See if you can work this one out:
You, South are in 3NT, with East having bid spades, West dutifully leading one. How do you plan the play?
Six top tricks are readily available. For more you must look to the clubs. That involves the risk of letting in East, the dangerous opponent, but this risk must be taken. The SA is held up till the third round and the CQ finessed with trepidation and then relief as it wins. What next?
There is an instinctive tendency to play the CA and then a small club. If West wins the third club trick with the CK, all is well. He has no more spades or the suit breaks 4-4 which is almost as good. But West may have started with CKx only. Then he will drop his king on the ace and control of the suit will pass to East's jack.
The declarer, who thinks ahead and works it out, will make her contract. The others will be "unlucky".
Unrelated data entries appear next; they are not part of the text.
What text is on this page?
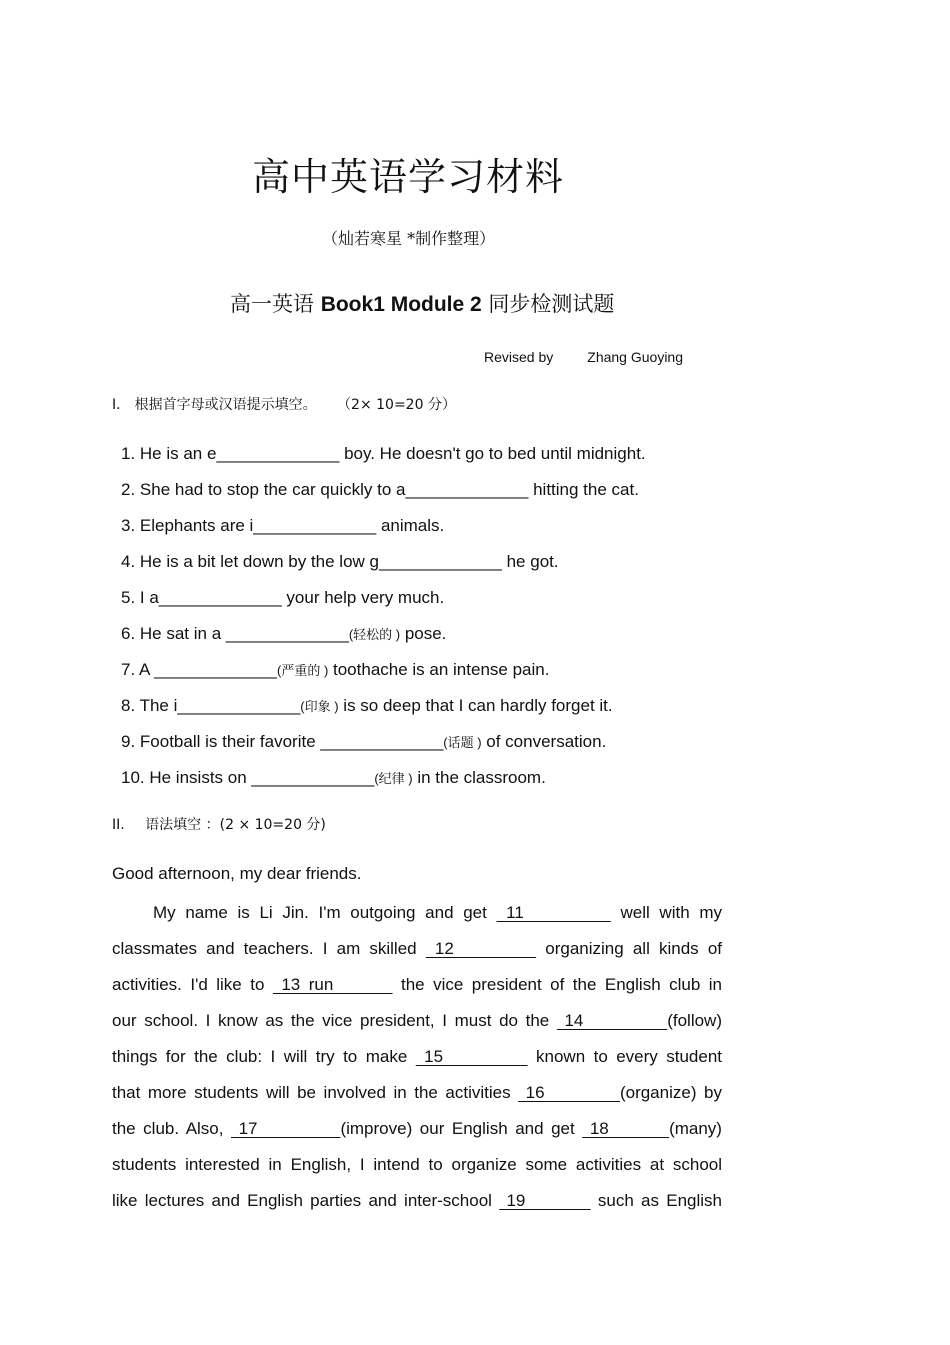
高中英语学习材料
（灿若寒星 *制作整理）
高一英语 Book1 Module 2 同步检测试题
Revised by Zhang Guoying
I． 根据首字母或汉语提示填空。 （2× 10=20 分）
1. He is an e_____________ boy. He doesn't go to bed until midnight.
2. She had to stop the car quickly to a_____________ hitting the cat.
3. Elephants are i_____________ animals.
4. He is a bit let down by the low g_____________ he got.
5. I a_____________ your help very much.
6. He sat in a _____________(轻松的 ) pose.
7. A _____________(严重的 ) toothache is an intense pain.
8. The i_____________(印象 ) is so deep that I can hardly forget it.
9. Football is their favorite _____________(话题 ) of conversation.
10. He insists on _____________(纪律 ) in the classroom.
II. 语法填空 ：(2 × 10=20 分)
Good afternoon, my dear friends.
My name is Li Jin. I'm outgoing and get  11          well with my
classmates and teachers. I am skilled  12          organizing all kinds of
activities. I'd like to  13 run        the vice president of the English club in
our school. I know as the vice president, I must do the  14           (follow)
things for the club: I will try to make  15           known to every student
that more students will be involved in the activities  16          (organize) by
the club. Also,  17           (improve) our English and get  18        (many)
students interested in English, I intend to organize some activities at school
like lectures and English parties and inter-school  19          such as English
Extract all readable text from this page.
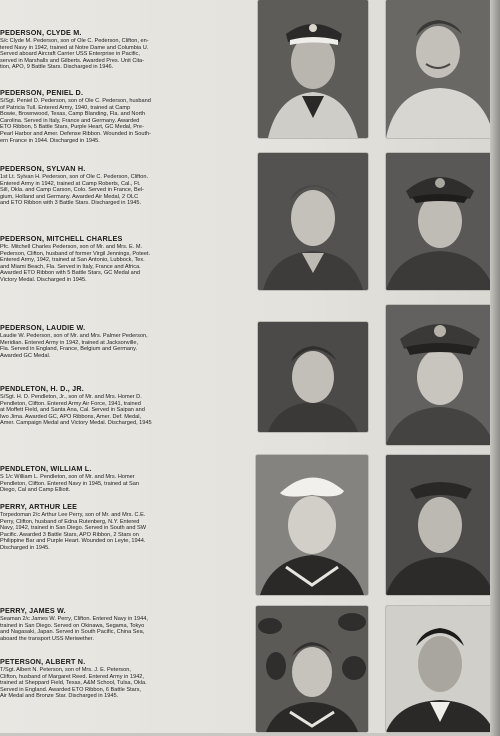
PEDERSON, CLYDE M.
S/c Clyde M. Pederson, son of Ole C. Pederson, Clifton, en-
tered Navy in 1942, trained at Notre Dame and Columbia U.
Served aboard Aircraft Carrier USS Enterprise in Pacific,
served in Marshalls and Gilberts. Awarded Pres. Unit Cita-
tion, APO, 9 Battle Stars. Discharged in 1946.
PEDERSON, PENIEL D.
S/Sgt. Peniel D. Pederson, son of Ole C. Pederson, husband
of Patricia Tull. Entered Army, 1940, trained at Camp
Bowie, Brownwood, Texas, Camp Blanding, Fla. and North
Carolina. Served in Italy, France and Germany. Awarded
ETO Ribbon, 5 Battle Stars, Purple Heart, GC Medal, Pre-
Pearl Harbor and Amer. Defense Ribbon. Wounded in South-
ern France in 1944. Discharged in 1945.
PEDERSON, SYLVAN H.
1st Lt. Sylvan H. Pederson, son of Ole C. Pederson, Clifton.
Entered Army in 1942, trained at Camp Roberts, Cal., Ft.
Sill, Okla. and Camp Carson, Colo. Served in France, Bel-
gium, Holland and Germany. Awarded Air Medal, 2 OLC
and ETO Ribbon with 3 Battle Stars. Discharged in 1945.
PEDERSON, MITCHELL CHARLES
Pfc. Mitchell Charles Pederson, son of Mr. and Mrs. E. M.
Pederson, Clifton, husband of former Virgil Jennings, Poteet.
Entered Army, 1942, trained at San Antonio, Lubbock, Tex.
and Miami Beach, Fla. Served in Italy, France and Africa.
Awarded ETO Ribbon with 5 Battle Stars, GC Medal and
Victory Medal. Discharged in 1945.
PEDERSON, LAUDIE W.
Laudie W. Pederson, son of Mr. and Mrs. Palmer Pederson,
Meridian. Entered Army in 1942, trained at Jacksonville,
Fla. Served in England, France, Belgium and Germany.
Awarded GC Medal.
PENDLETON, H. D., JR.
S/Sgt. H. D. Pendleton, Jr., son of Mr. and Mrs. Homer D.
Pendleton, Clifton. Entered Army Air Force, 1941, trained
at Moffett Field, and Santa Ana, Cal. Served in Saipan and
Iwo Jima. Awarded GC, APO Ribbons, Amer. Def. Medal,
Amer. Campaign Medal and Victory Medal. Discharged, 1945
PENDLETON, WILLIAM L.
S 1/c William L. Pendleton, son of Mr. and Mrs. Homer
Pendleton, Clifton. Entered Navy in 1945, trained at San
Diego, Cal and Camp Elliott.
PERRY, ARTHUR LEE
Torpedoman 2/c Arthur Lee Perry, son of Mr. and Mrs. C.E.
Perry, Clifton, husband of Edna Rutenberg, N.Y. Entered
Navy, 1942, trained in San Diego. Served in South and SW
Pacific. Awarded 3 Battle Stars, APO Ribbon, 2 Stars on
Philippine Bar and Purple Heart. Wounded on Leyte, 1944.
Discharged in 1945.
PERRY, JAMES W.
Seaman 2/c James W. Perry, Clifton. Entered Navy in 1944,
trained in San Diego. Served on Okinawa, Segama, Tokyo
and Nagasaki, Japan. Served in South Pacific, China Sea,
aboard the transport USS Meriwether.
PETERSON, ALBERT N.
T/Sgt. Albert N. Peterson, son of Mrs. J. E. Peterson,
Clifton, husband of Margaret Reed. Entered Army in 1942,
trained at Sheppard Field, Texas, A&M School, Tulsa, Okla.
Served in England. Awarded ETO Ribbon, 6 Battle Stars,
Air Medal and Bronze Star. Discharged in 1945.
Having brought off the club finesse, the thoughtful declarer returns to her hand with a heart or a diamond and plays towards the CA. If West's king goes up, she ducks, playing a small card from dummy, not the ace. East, the dangerous opponent, is powerless. He cannot overtake partner's king and has no possible entry outside clubs. As long as clubs break 3-2 declarer is home.
Making the contract depends on two things. Firstly, holding up the SA, so as to make it safe to lose the lead to West, the now harmless opponent. And secondly, visualising the distribution of the five outstanding clubs. To succeed, West must have the king. That is luck. The rest is card play technique.
This hand and most of the text is taken from pages 85-6 of Card Play Technique (or the Art of Being Lucky) by Victor Mollo and Nico Gardener (revised edition, 2013). This is a much loved classic and would benefit any interested bridge player. There are copies in our club library.